Special advisor to Zaluzhnyi says U.S. should provide more lethal artillery rounds to Ukraine
That’s according to Dan Rice, a special advisor to Valeriy Zaluzhnyi, Commander-in-Chief of Ukraine’s Armed Forces, who spoke with CNN, according to an Ukrinform correspondent.
“I think it’s a political decision, not a military decision. I think the military right now would give them what they need,” Rice told CNN when asked whether the U.S. is going to provide cluster munitions to Ukraine’s forces.
He added that the State Department “obviously weighs in on that.”
Noting that Ukraine definitely needs ATACMS long-range missiles for HIMARS launchers, Dan Rice stressed that the Ukrainian Army also needs dual-purpose improved conventional munitions (DPICM).
He believes the U.S. is currently giving Ukraine munitions that it would not provide its own troops if they needed to fight Russia in combat.
Asked why the U.S. should give Ukraine advanced “cluster” munitions that many believe could hurt civilians, Dan Rice elaborated that Ukraine forces “are obviously not going to target their own civilians,” only firing them at Russian military targets, and that this is precisely the type of munitions that the U.S. had initially planned to use if ever required to defend Europe against Russian invasion.

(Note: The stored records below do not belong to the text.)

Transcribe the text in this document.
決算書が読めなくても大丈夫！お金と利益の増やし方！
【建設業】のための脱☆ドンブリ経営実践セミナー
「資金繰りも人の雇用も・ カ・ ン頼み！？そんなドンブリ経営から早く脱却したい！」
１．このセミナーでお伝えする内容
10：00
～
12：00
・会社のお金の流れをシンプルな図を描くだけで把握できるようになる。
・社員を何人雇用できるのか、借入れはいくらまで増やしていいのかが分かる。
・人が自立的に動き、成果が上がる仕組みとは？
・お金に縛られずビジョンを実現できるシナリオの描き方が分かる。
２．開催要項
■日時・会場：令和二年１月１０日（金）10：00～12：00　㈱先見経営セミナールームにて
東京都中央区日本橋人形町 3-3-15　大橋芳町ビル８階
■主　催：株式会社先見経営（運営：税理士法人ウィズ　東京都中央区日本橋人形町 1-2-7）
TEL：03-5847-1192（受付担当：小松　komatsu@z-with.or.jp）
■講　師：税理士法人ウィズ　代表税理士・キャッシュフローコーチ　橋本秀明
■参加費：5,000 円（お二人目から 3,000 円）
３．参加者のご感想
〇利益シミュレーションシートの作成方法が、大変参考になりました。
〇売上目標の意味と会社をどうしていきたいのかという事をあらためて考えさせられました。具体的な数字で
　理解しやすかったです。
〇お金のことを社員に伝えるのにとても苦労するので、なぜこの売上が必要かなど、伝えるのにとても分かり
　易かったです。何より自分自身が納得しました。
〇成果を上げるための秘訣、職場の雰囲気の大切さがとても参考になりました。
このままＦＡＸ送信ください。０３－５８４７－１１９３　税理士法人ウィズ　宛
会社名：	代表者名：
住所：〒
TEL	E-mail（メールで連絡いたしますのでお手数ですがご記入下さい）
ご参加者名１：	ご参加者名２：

“This is a game changer. It is five to 15 times more lethal,” the special advisor stressed.
“It’s a moral imperative to give them the most lethal firepower,” Rice said. “Most people don’t realize that this war is a 1,200-mile front, which basically is from here in New York to Miami.”
“The Ukrainians only have a couple hundred artillery tubes, the Russians have thousands, and they’re firing all night into the Ukrainian lines. This can’t go on forever, just from a human standpoint. They can’t sustain that,” Dan Rice stressed.

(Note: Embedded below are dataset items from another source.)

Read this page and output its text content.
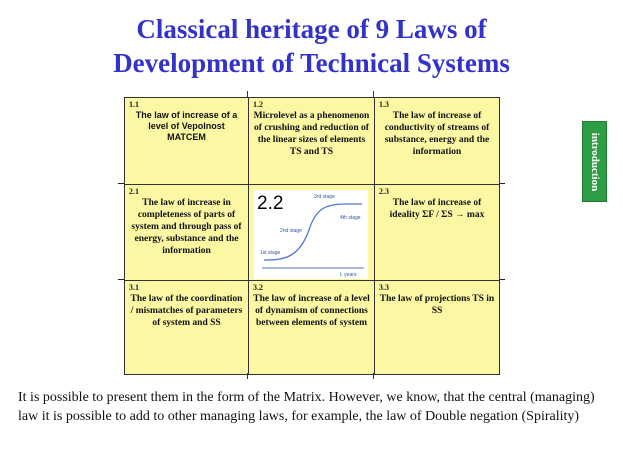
Classical heritage of 9 Laws of
Development of Technical Systems
1.1
The law of increase of a level of Vepolnost MATCEM
1.2
Microlevel as a phenomenon of crushing and reduction of the linear sizes of elements TS and TS
1.3
The law of increase of conductivity of streams of substance, energy and the information
2.1
The law of increase in completeness of parts of system and through pass of energy, substance and the information
2.3
The law of increase of ideality ΣF / ΣS → max
3.1
The law of the coordination / mismatches of parameters of system and SS
3.2
The law of increase of a level of dynamism of connections between elements of system
3.3
The law of projections TS in SS
1st stage
2nd stage
3rd stage
4th stage
t, years
2.2
introduction
It is possible to present them in the form of the Matrix. However, we know, that the central (managing) law it is possible to add to other managing laws, for example, the law of Double negation (Spirality)
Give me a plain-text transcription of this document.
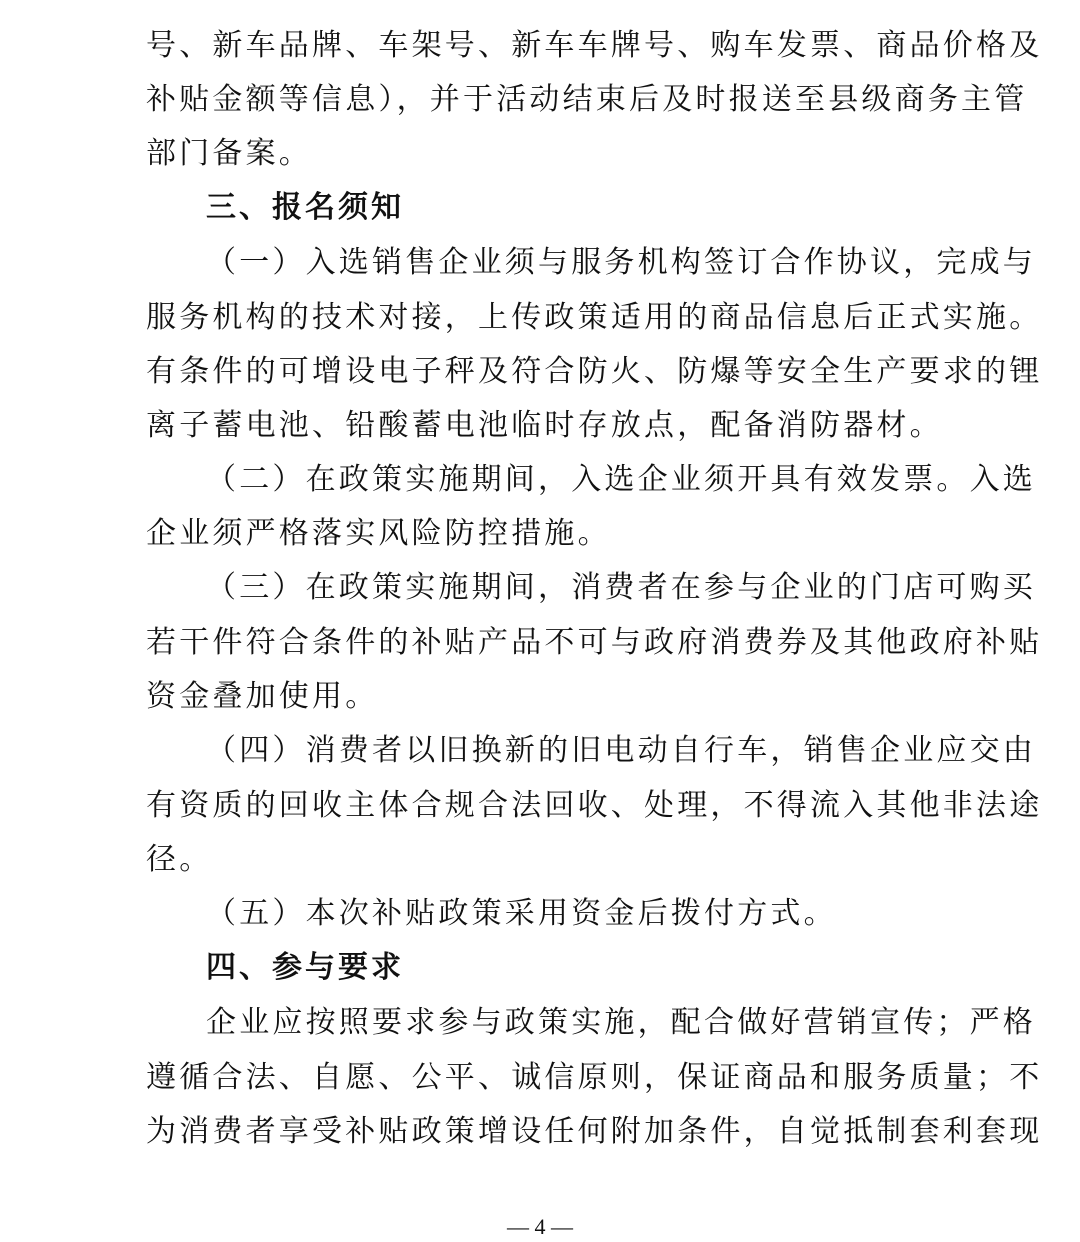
号、新车品牌、车架号、新车车牌号、购车发票、商品价格及
补贴金额等信息），并于活动结束后及时报送至县级商务主管
部门备案。
三、报名须知
（一）入选销售企业须与服务机构签订合作协议，完成与
服务机构的技术对接，上传政策适用的商品信息后正式实施。
有条件的可增设电子秤及符合防火、防爆等安全生产要求的锂
离子蓄电池、铅酸蓄电池临时存放点，配备消防器材。
（二）在政策实施期间，入选企业须开具有效发票。入选
企业须严格落实风险防控措施。
（三）在政策实施期间，消费者在参与企业的门店可购买
若干件符合条件的补贴产品不可与政府消费券及其他政府补贴
资金叠加使用。
（四）消费者以旧换新的旧电动自行车，销售企业应交由
有资质的回收主体合规合法回收、处理，不得流入其他非法途
径。
（五）本次补贴政策采用资金后拨付方式。
四、参与要求
企业应按照要求参与政策实施，配合做好营销宣传；严格
遵循合法、自愿、公平、诚信原则，保证商品和服务质量；不
为消费者享受补贴政策增设任何附加条件，自觉抵制套利套现
— 4 —
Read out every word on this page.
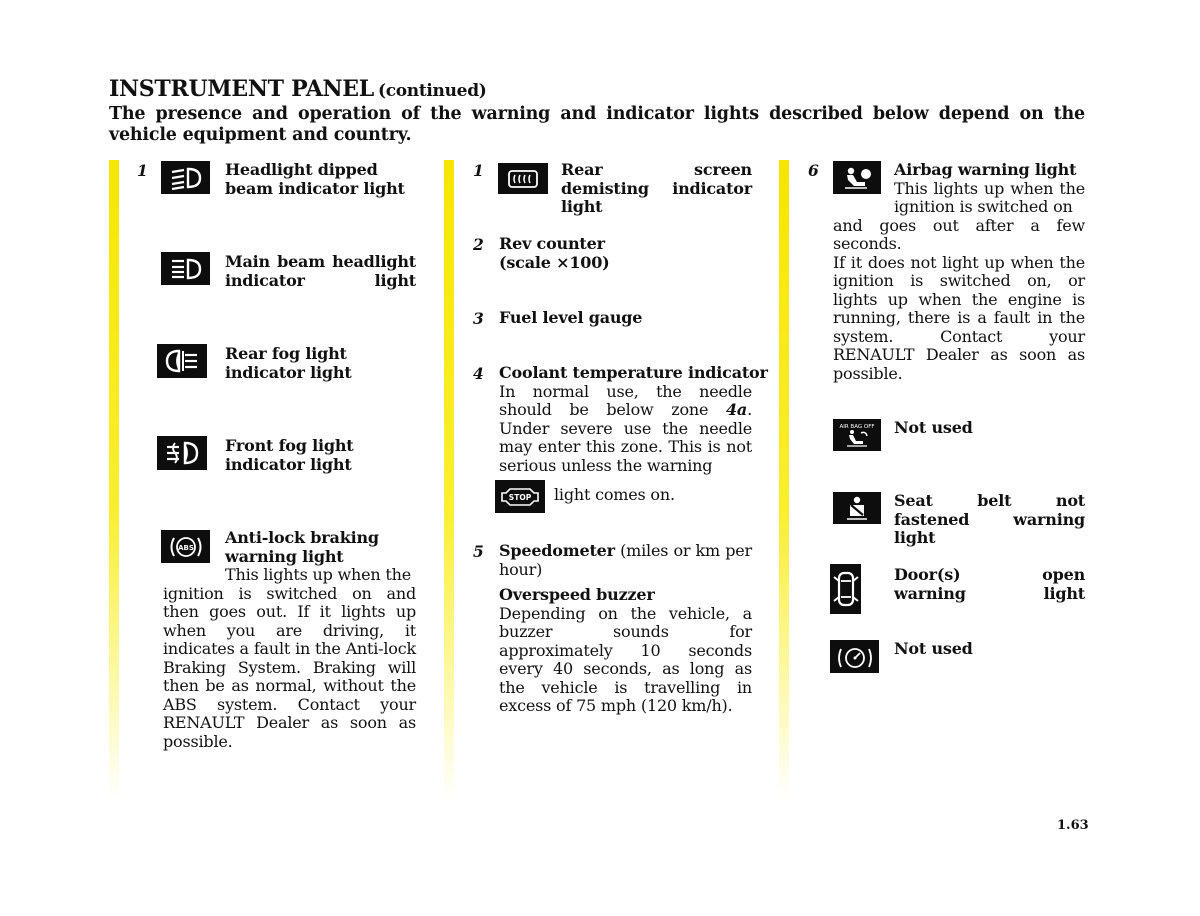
INSTRUMENT PANEL (continued)
The presence and operation of the warning and indicator lights described below depend on the vehicle equipment and country.
1	Headlight dipped beam indicator light
Main beam headlight indicator light
Rear fog light indicator light
Front fog light indicator light
ABS
Anti-lock braking warning light
This lights up when the
ignition is switched on and then goes out. If it lights up when you are driving, it indicates a fault in the Anti-lock Braking System. Braking will then be as normal, without the ABS system. Contact your RENAULT Dealer as soon as possible.
1	Rear screen demisting indicator light
2 Rev counter
(scale ×100)
3 Fuel level gauge
4 Coolant temperature indicator
In normal use, the needle should be below zone 4a. Under severe use the needle may enter this zone. This is not serious unless the warning
STOP light comes on.
5 Speedometer (miles or km per hour)
Overspeed buzzer
Depending on the vehicle, a buzzer sounds for approximately 10 seconds every 40 seconds, as long as the vehicle is travelling in excess of 75 mph (120 km/h).
6	Airbag warning light
This lights up when the ignition is switched on
and goes out after a few seconds.
If it does not light up when the ignition is switched on, or lights up when the engine is running, there is a fault in the system. Contact your RENAULT Dealer as soon as possible.
AIR BAG OFF Not used
Seat belt not fastened warning light
Door(s) open warning light
Not used
1.63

Memo. DPICM is an artillery shell that separates prior to the target and drops 88 submunitions on the target in a tight area. DPICM ammunition has been in use by the U.S. military since the 1970s.
The U.S. is not party to the 2008 Convention on Cluster Munitions.
The countries that are most at risk from a large-scale Russian conventional invasion did not sign it either, according to Dan Rice. These include Latvia, Estonia, Poland, Romania, as well as Ukraine.